It was winter, I was ill and we had little money but we were desperate to get away from the city. The plan was to get some good hiking in, but the weather and my immune system had other plans and without good quality winter sleeping bags, camping wasn’t an option. So we searched for some hostels in the Highlands of Scotland and decided to head off for a road trip. A lot of the accommodation in the Highlands is pretty expensive, especially if you are looking for a cosy getaway. We were craving snuggling up to an open fire and after a good search we came across Gerry’s hostel: an old cottage originally built to house rail workers and their families during the creation of the West Coast Railway. It is the oldest independent hostel in Scotland, based in Craig near Achnashellach train station.

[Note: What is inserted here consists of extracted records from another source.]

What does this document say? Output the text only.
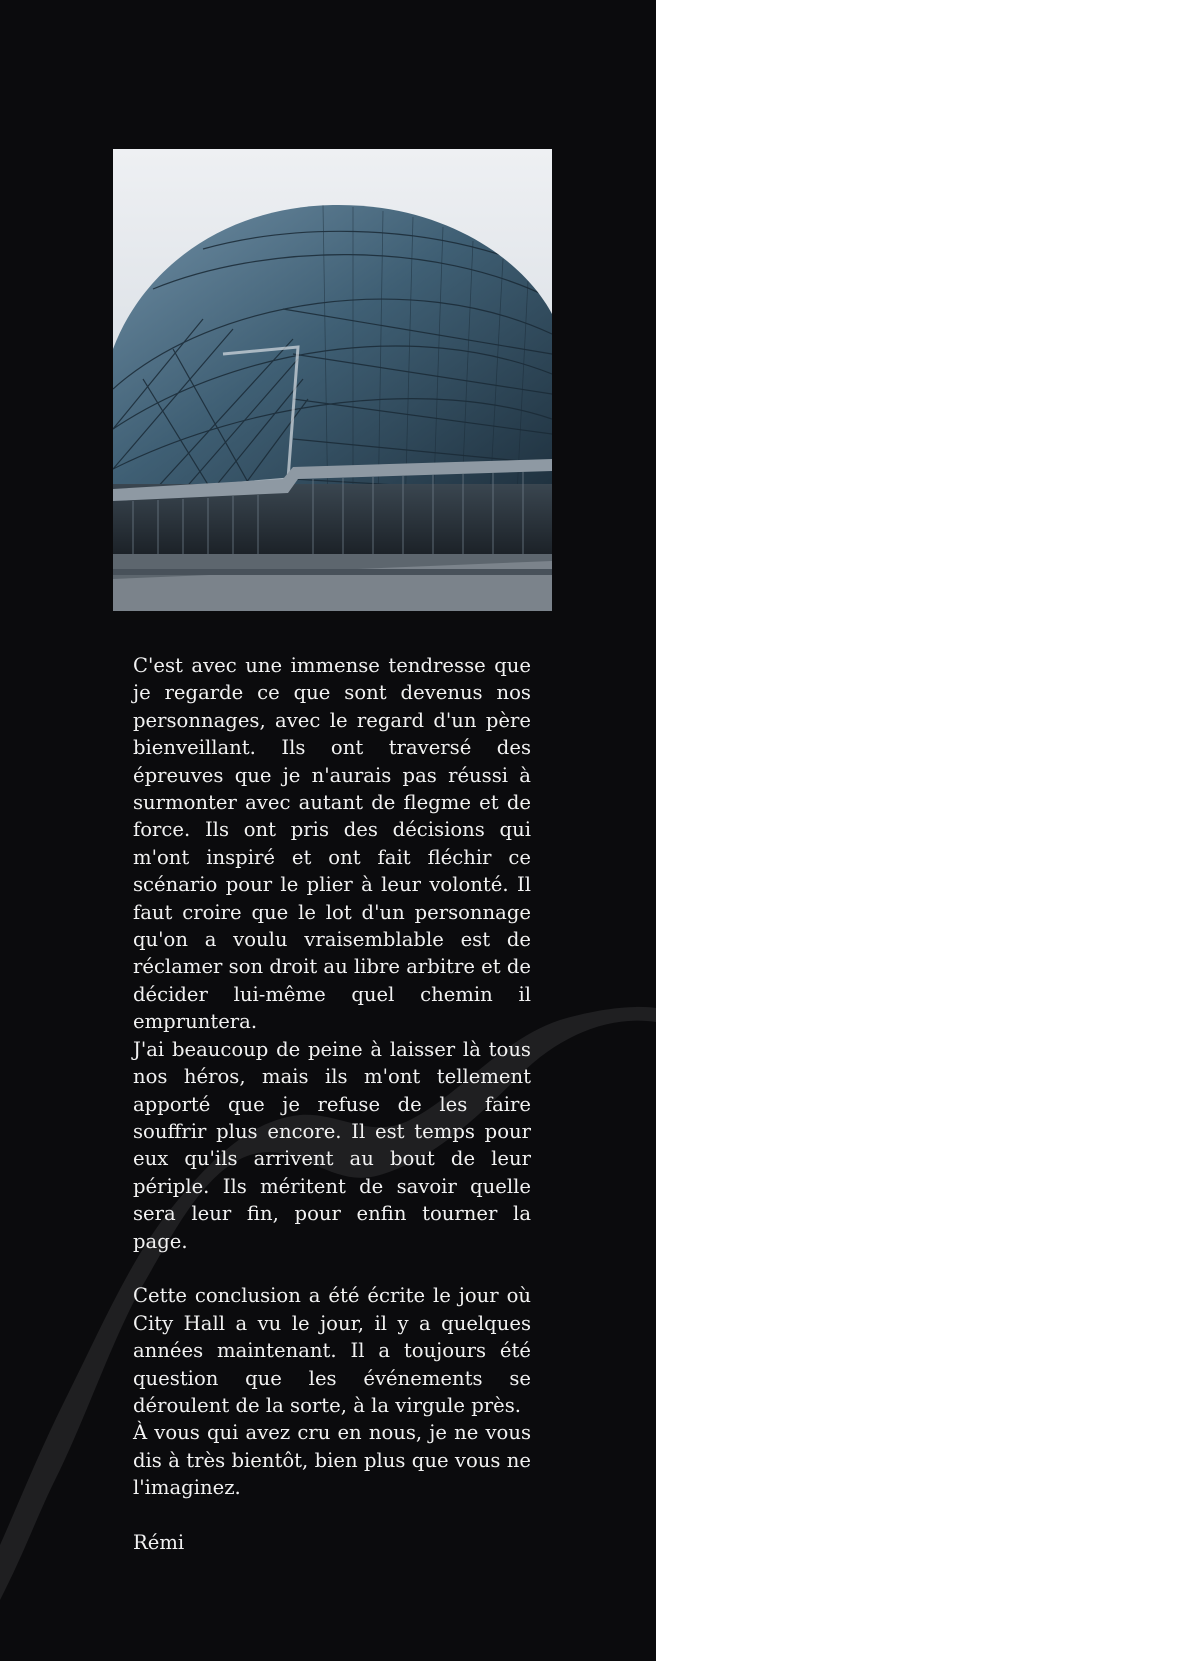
C'est avec une immense tendresse que je regarde ce que sont devenus nos personnages, avec le regard d'un père bienveillant. Ils ont traversé des épreuves que je n'aurais pas réussi à surmonter avec autant de flegme et de force. Ils ont pris des décisions qui m'ont inspiré et ont fait fléchir ce scénario pour le plier à leur volonté. Il faut croire que le lot d'un personnage qu'on a voulu vraisemblable est de réclamer son droit au libre arbitre et de décider lui-même quel chemin il empruntera.

J'ai beaucoup de peine à laisser là tous nos héros, mais ils m'ont tellement apporté que je refuse de les faire souffrir plus encore. Il est temps pour eux qu'ils arrivent au bout de leur périple. Ils méritent de savoir quelle sera leur fin, pour enfin tourner la page.

Cette conclusion a été écrite le jour où City Hall a vu le jour, il y a quelques années maintenant. Il a toujours été question que les événements se déroulent de la sorte, à la virgule près.

À vous qui avez cru en nous, je ne vous dis à très bientôt, bien plus que vous ne l'imaginez.

Rémi
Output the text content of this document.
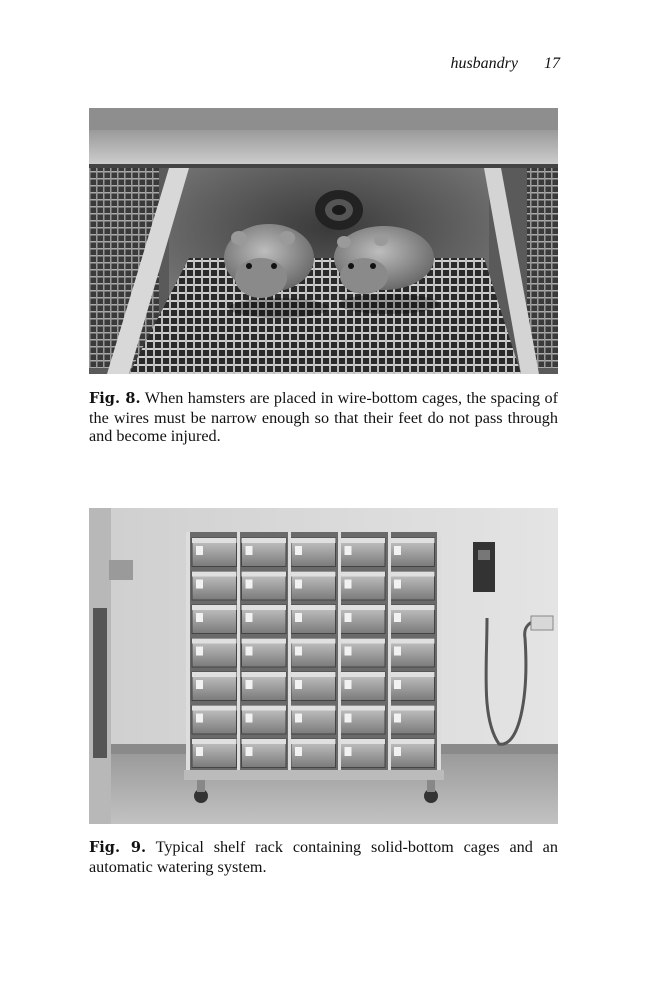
husbandry 17
Fig. 8. When hamsters are placed in wire-bottom cages, the spacing of the wires must be narrow enough so that their feet do not pass through and become injured.
Fig. 9. Typical shelf rack containing solid-bottom cages and an automatic watering system.
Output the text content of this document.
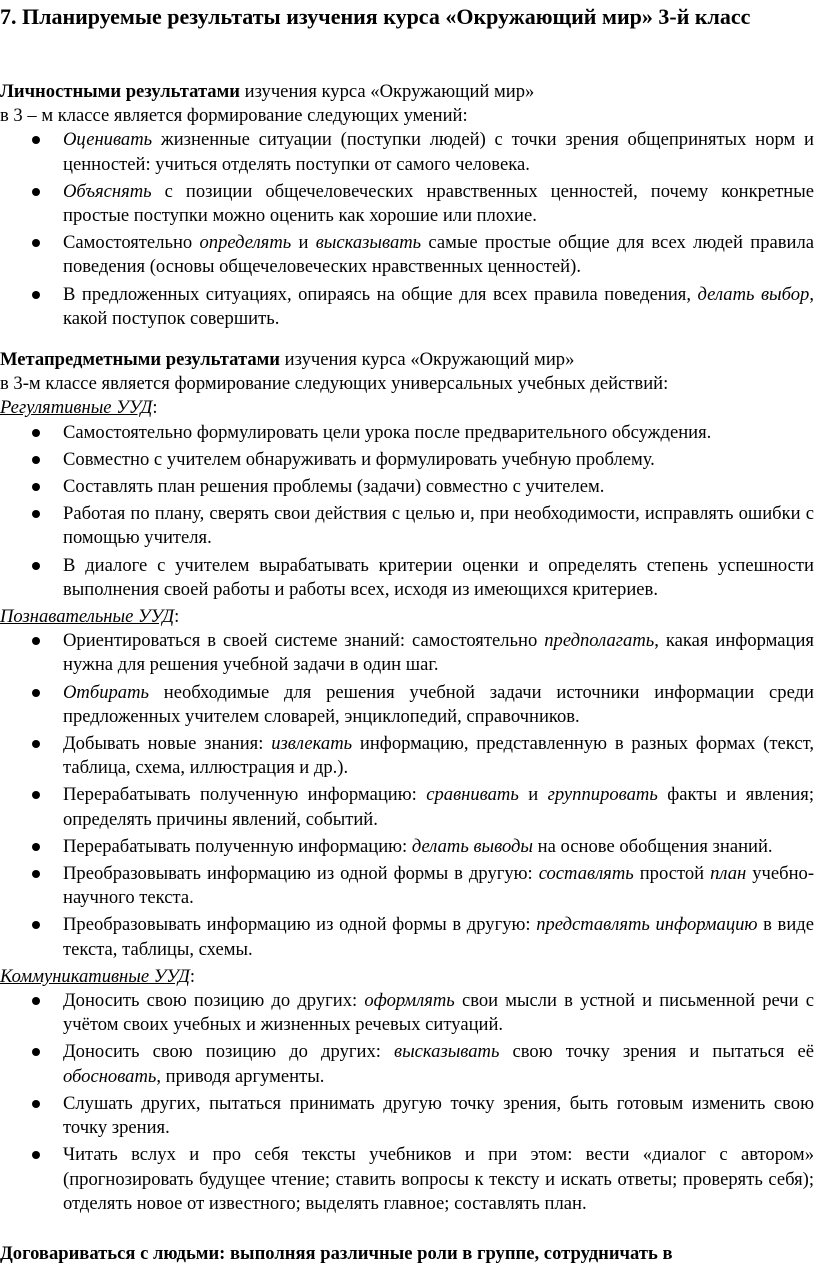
7. Планируемые результаты изучения курса «Окружающий мир» 3-й класс

Личностными результатами изучения курса «Окружающий мир»

в 3 – м классе является формирование следующих умений:

Оценивать жизненные ситуации (поступки людей) с точки зрения общепринятых норм и ценностей: учиться отделять поступки от самого человека.
Объяснять с позиции общечеловеческих нравственных ценностей, почему конкретные простые поступки можно оценить как хорошие или плохие.
Самостоятельно определять и высказывать самые простые общие для всех людей правила поведения (основы общечеловеческих нравственных ценностей).
В предложенных ситуациях, опираясь на общие для всех правила поведения, делать выбор, какой поступок совершить.

Метапредметными результатами изучения курса «Окружающий мир»

в 3-м классе является формирование следующих универсальных учебных действий:

Регулятивные УУД:

Самостоятельно формулировать цели урока после предварительного обсуждения.
Совместно с учителем обнаруживать и формулировать учебную проблему.
Составлять план решения проблемы (задачи) совместно с учителем.
Работая по плану, сверять свои действия с целью и, при необходимости, исправлять ошибки с помощью учителя.
В диалоге с учителем вырабатывать критерии оценки и определять степень успешности выполнения своей работы и работы всех, исходя из имеющихся критериев.

Познавательные УУД:

Ориентироваться в своей системе знаний: самостоятельно предполагать, какая информация нужна для решения учебной задачи в один шаг.
Отбирать необходимые для решения учебной задачи источники информации среди предложенных учителем словарей, энциклопедий, справочников.
Добывать новые знания: извлекать информацию, представленную в разных формах (текст, таблица, схема, иллюстрация и др.).
Перерабатывать полученную информацию: сравнивать и группировать факты и явления; определять причины явлений, событий.
Перерабатывать полученную информацию: делать выводы на основе обобщения знаний.
Преобразовывать информацию из одной формы в другую: составлять простой план учебно-научного текста.
Преобразовывать информацию из одной формы в другую: представлять информацию в виде текста, таблицы, схемы.

Коммуникативные УУД:

Доносить свою позицию до других: оформлять свои мысли в устной и письменной речи с учётом своих учебных и жизненных речевых ситуаций.
Доносить свою позицию до других: высказывать свою точку зрения и пытаться её обосновать, приводя аргументы.
Слушать других, пытаться принимать другую точку зрения, быть готовым изменить свою точку зрения.
Читать вслух и про себя тексты учебников и при этом: вести «диалог с автором» (прогнозировать будущее чтение; ставить вопросы к тексту и искать ответы; проверять себя); отделять новое от известного; выделять главное; составлять план.
Договариваться с людьми: выполняя различные роли в группе, сотрудничать в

One of the best things about being a teacher in Edinburgh is the early Friday finish time, allowing us to hit the road early afternoon and complete the five plus hour journey before tea time. We arrived at Gerry’s in the dark, grabbed our bags out of the car and looked for some signs of life. There weren’t any. We took a walk in, noting the cold, and found Gerry near the back of the house. He was an old chap with a brilliant mane who showed us around the place and directed us to where our room was. It was a basic establishment with very little heating throughout the building, other than the room heater (which Gerry was very meticulous about us not leaving on if we weren’t in the room) and the open fire in the main room. After rustling up some food, we headed through there and sat down with a bottle of wine accompanied by the sweet sounds of Rod Stewart on the record player. We were the only ones staying and Gerry kept trying to scuttle past so as not to invade our privacy but we were keen to chat with him. After a reluctant initial answering of questions, Gerry eventually relaxed and appeared to enjoy the company. He was an interesting man, who had chosen to base himself in this almost wilderness despite being from south of the border. He left us to finish our bottle of wine in front of the fire before we headed up to bed.
We were staying in the family room, which was a cosy little base with 5 beds. We opted for the double but upon lying down and feeling some vibrations from the mattress, I realised some other inhabitant had claimed that bed for themselves. Needless to say, we moved on to the bunk beds, snuggled ourselves in the duvet before having one of the best night’s sleep ever.
We awoke to torrential rain blurring the stunning views from the window. It was clear that a big hike wasn’t going to be on the agenda and would have to be replaced with a drive – we got the map out and planned a route. Sharing my dad’s love of the area, I wanted to explore around Torridon. Despite the horrendous weather, we had an amazing drive along the Shieldaig Penisula and along the coast by Applecross. I have never been to this part of Scotland when it hasn’t been wet and I honestly think that it adds to the beauty of the area. The rugged peaks were clouded in grey which, when reflected in the lochs and bays, added a milkiness to the water.
That night was spent by the open fire, playing cards and chatting some more to Gerry.The next day we followed this up with a drive up to Ullapool through the snow before beginning the long journey home.
The weather had beaten us in terms of getting outdoors as much as we had liked, but the whole experience had whetted our appetite to return as soon as possible with the tent and to get in amongst the hills!
Sadly, as I came to write this I learned that Gerry has since passed away. Both Andy and I were so fortunate to have had such a great experience with him at his hostel, which is now run by his son, and will remember him and the time fondly.